Researchers at Germany’s Fraunhofer Institute for Material and Beam Technology IWS have developed a new battery cell production process that coats electrodes with a dry film instead of liquid chemicals. This simplified process saves energy and eliminates toxic solvents. The Fraunhofer researchers, with colleagues from Samsung, describe their findings in a new paper, “Overcoming binder limitations of sheet-type solid-state cathodes using a solvent-free dry-film approach,” published in Energy Storage Materials.
Maxwell Technologies, now a subsidiary of Tesla, is also working on a dry electrode tech that eliminates the need for toxic solvents. Once Tesla and partner Panasonic get Maxwell’s process up and running, it’s expected to save loads of money, time and factory space.
Reducing the costs of producing battery cells is a highly desirable end in itslef, but the Fraunhofer engineers see the potential to change the global energy storage market. For years, Asian companies have dominated the battery cell market. German (and US) automakers currently get most of their cells from Korean and Japanese companies. As the proliferation of EVs and stationary storage applications increases demand for cells, this is becoming an increasingly intolerable situation. That’s why, last November, the German government announced that it would invest a billion euros to support local battery cell production (as reported by Reuters via Electrek).

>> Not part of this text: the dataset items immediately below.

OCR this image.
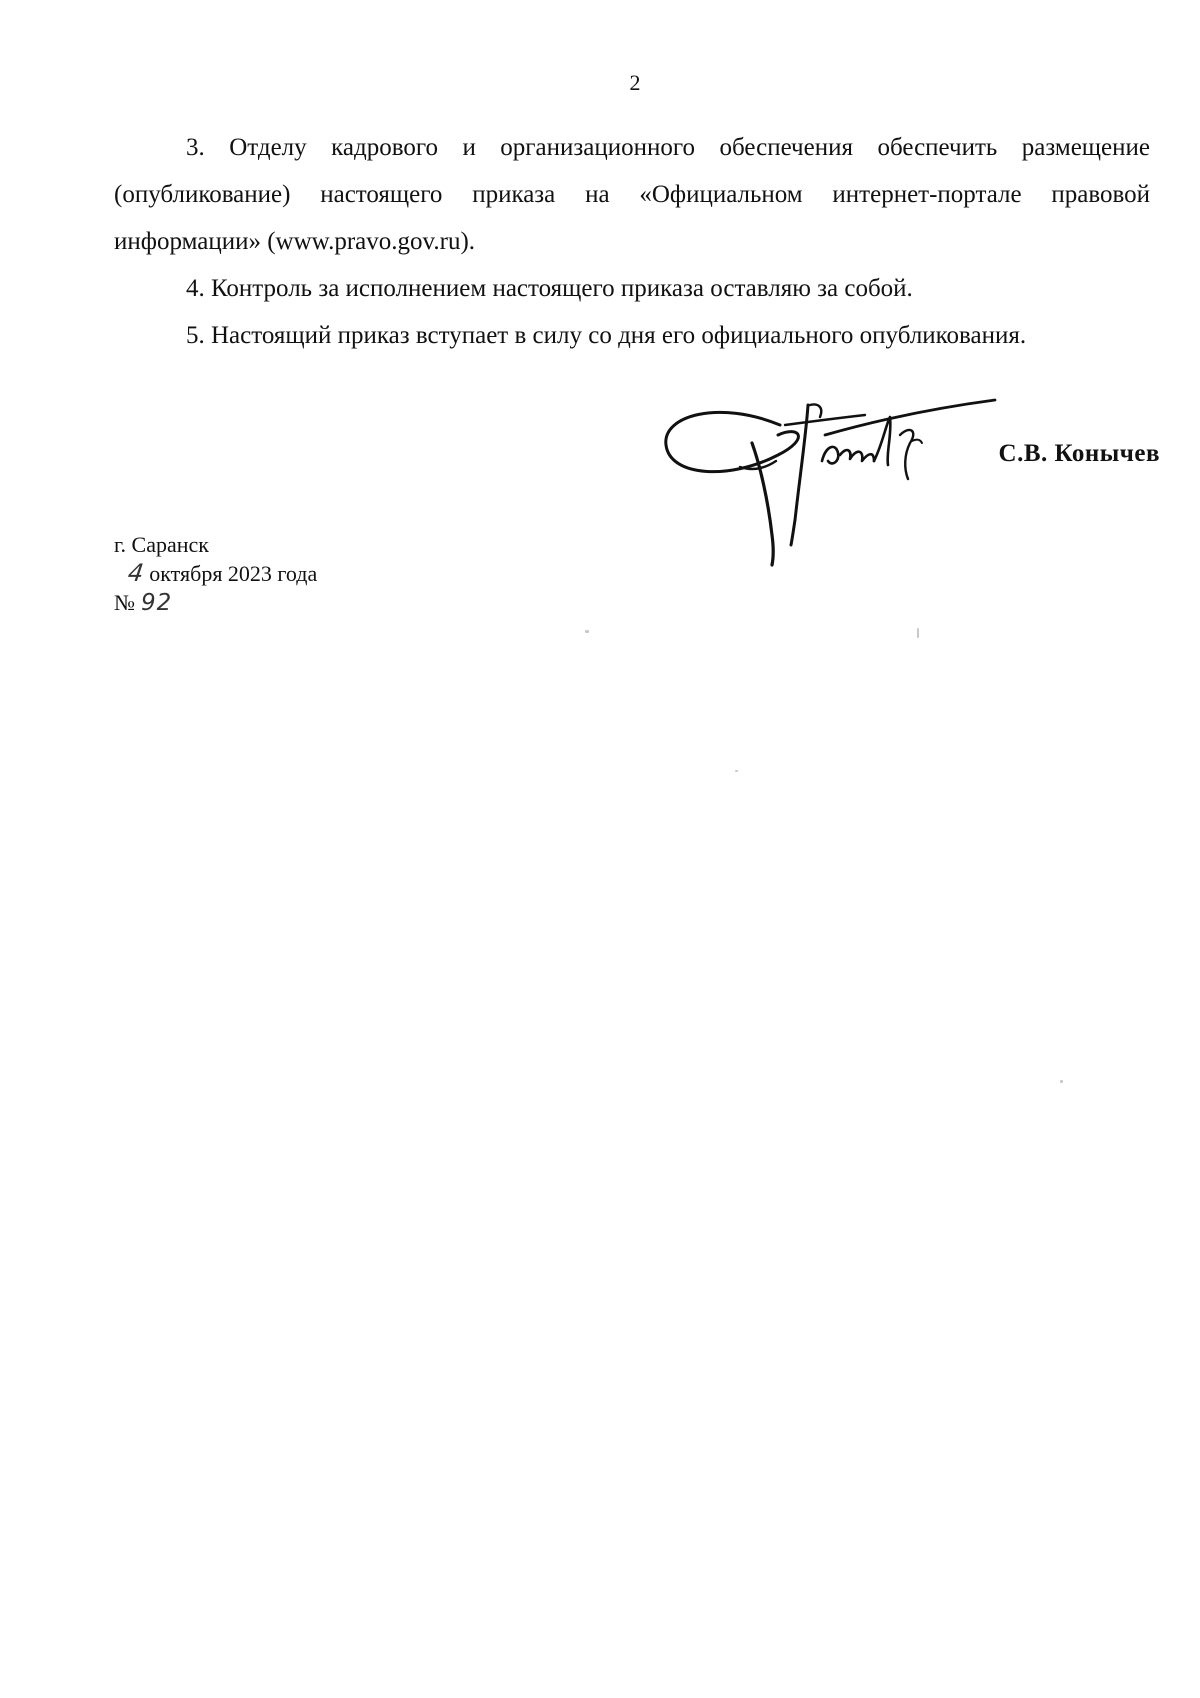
2

3. Отделу кадрового и организационного обеспечения обеспечить размещение (опубликование) настоящего приказа на «Официальном интернет-портале правовой информации» (www.pravo.gov.ru).

4. Контроль за исполнением настоящего приказа оставляю за собой.

5. Настоящий приказ вступает в силу со дня его официального опубликования.

С.В. Конычев
г. Саранск
4 октября 2023 года
№ 92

One reason the Asians dominate the cell market is a cost advantage – the current process for producing cells is very energy-intensive, and Germany has famously high electricity prices. A lower-cost production method could change the equation.

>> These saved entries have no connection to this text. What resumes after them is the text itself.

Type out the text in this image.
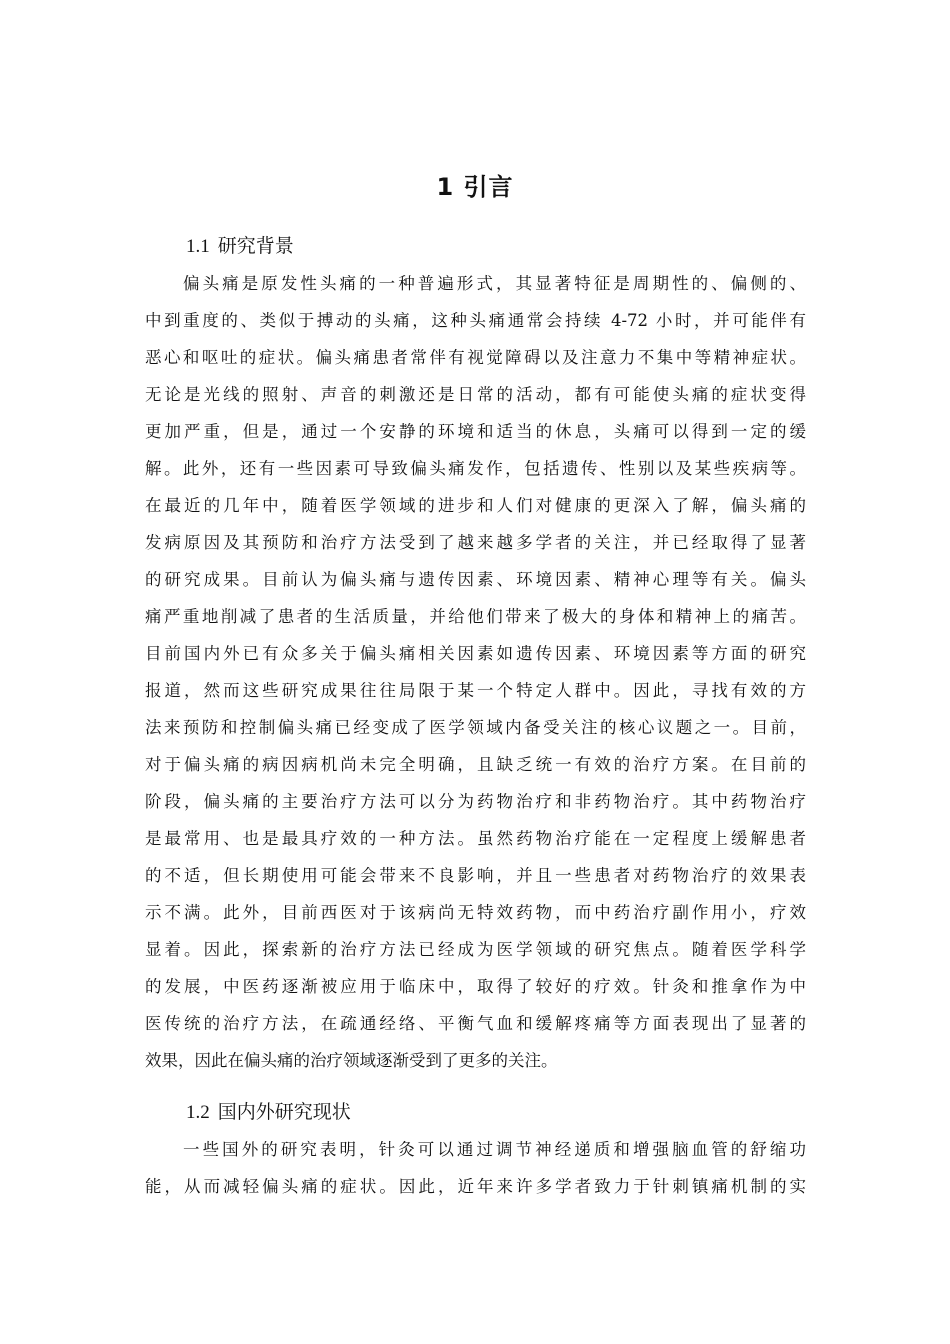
1 引言
1.1 研究背景
偏头痛是原发性头痛的一种普遍形式，其显著特征是周期性的、偏侧的、
中到重度的、类似于搏动的头痛，这种头痛通常会持续 4-72 小时，并可能伴有
恶心和呕吐的症状。偏头痛患者常伴有视觉障碍以及注意力不集中等精神症状。
无论是光线的照射、声音的刺激还是日常的活动，都有可能使头痛的症状变得
更加严重，但是，通过一个安静的环境和适当的休息，头痛可以得到一定的缓
解。此外，还有一些因素可导致偏头痛发作，包括遗传、性别以及某些疾病等。
在最近的几年中，随着医学领域的进步和人们对健康的更深入了解，偏头痛的
发病原因及其预防和治疗方法受到了越来越多学者的关注，并已经取得了显著
的研究成果。目前认为偏头痛与遗传因素、环境因素、精神心理等有关。偏头
痛严重地削减了患者的生活质量，并给他们带来了极大的身体和精神上的痛苦。
目前国内外已有众多关于偏头痛相关因素如遗传因素、环境因素等方面的研究
报道，然而这些研究成果往往局限于某一个特定人群中。因此，寻找有效的方
法来预防和控制偏头痛已经变成了医学领域内备受关注的核心议题之一。目前，
对于偏头痛的病因病机尚未完全明确，且缺乏统一有效的治疗方案。在目前的
阶段，偏头痛的主要治疗方法可以分为药物治疗和非药物治疗。其中药物治疗
是最常用、也是最具疗效的一种方法。虽然药物治疗能在一定程度上缓解患者
的不适，但长期使用可能会带来不良影响，并且一些患者对药物治疗的效果表
示不满。此外，目前西医对于该病尚无特效药物，而中药治疗副作用小，疗效
显着。因此，探索新的治疗方法已经成为医学领域的研究焦点。随着医学科学
的发展，中医药逐渐被应用于临床中，取得了较好的疗效。针灸和推拿作为中
医传统的治疗方法，在疏通经络、平衡气血和缓解疼痛等方面表现出了显著的
效果，因此在偏头痛的治疗领域逐渐受到了更多的关注。
1.2 国内外研究现状
一些国外的研究表明，针灸可以通过调节神经递质和增强脑血管的舒缩功
能，从而减轻偏头痛的症状。因此，近年来许多学者致力于针刺镇痛机制的实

“Our dry transfer coating process aims to noticeably reduce the process costs in electrode coating,” said paper co-author Dr. Benjamin Schumm. “Manufacturers can eliminate toxic and expensive solvents and save energy costs during drying. Our technology also facilitates the use of electrode materials that are difficult or even impossible to process wet-chemically. For all these reasons, we think that our technology can help to achieve internationally competitive battery cell production in Germany and Europe.”
The current wet-chemical process involves mixing the active battery materials with additives to create a paste, adding expensive organic solvents. Elaborate precautions are necessary to protect workers and the environment from the toxic solvents. Once the paste has been applied to thin metal foils, dozens of large heating elements are used to dry the coated films – this drying procedure is what racks up the high electricity costs.
The new film transfer technology eliminates these steps. The IWS engineers mix their active material with binding polymers, then process this dry mixture in a rolling mill, where shear forces tear molecular chains out of the binder polymers. These fibrils join with the electrode particles to form a web that provides the electrode material with stability. The result is a flexible dry electrode material layer. In the next step, the rolling mill laminates the 100-micrometer-thick film onto an aluminum foil to form the finished electrode.
The Finnish company BroadBit Batteries is working with Fraunhofer to commercialize the new process. The firm has commissioned a pilot plant in its Espoo factory, which will use the dry coating process to produce new types of sodium-ion batteries.